Multithreading Design – How to Create a Dynamic Thread Allocator

designmultithreading

Forgive the title if it isn't correct, I am just not sure what I am trying to design is called.

Say I have a number of tasks I want to run, N.

Additionally, I have a maximum number of threads I can allocate at once, T.

I want to run as many of these tasks in async as I have threads available (up to T), and once a thread frees up I want to immediately start a new task on the thread that just finished until all tasks have been run.

EXAMPLE

say I have 10 tasks to run and 4 threads available to run these tasks. As the app starts, 4 threads begin running 4 of the 10 tasks, leaving 6 remaining tasks, when one of the running tasks finishes, immediately another task starts running on a new thread and there are 5 remaining tasks. This goes on until there are no more remaining tasks to execute.

QUESTION

Is there a design pattern or common application architecture I can study to build a task runner like this?

Best Answer

The design pattern that most closely matches your description would be a Producer Consumer pattern with a queue between each side.

For your exact specs you would have 4 threads consuming the queue which will limit to 4 items being worked on at one time.

Depending on the language there may be built in constructs for multi threaded queue concurrency (C# System.Collections.Concurrent for an example) or you could use an external queue server to manage locking for you (RabbitMQ, MSMQ etc).

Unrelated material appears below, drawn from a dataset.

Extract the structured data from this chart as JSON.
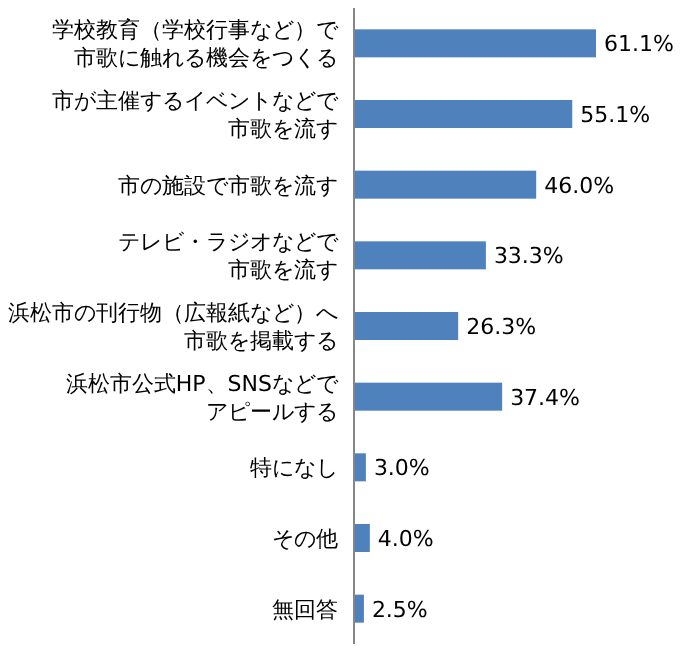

Additionally there may be constructs like the background Thread Pool in .net which will manage some of the complexity of actually running the threads but that will depend highly on the language this will be developed in.

I use the producer consumer pattern extensively in a C# application that I developed using both in memory and external queues. As long as you take care of locking so that only a single consumer grabs each queue item it provides a very simple way to distribute work among threads.

(For my specific implementation I use System.Collections.Concurrent.BlockingCollection for some of my queues and System.Threading.Tasks (the Task Parallel Library) for managing my consumer threading.)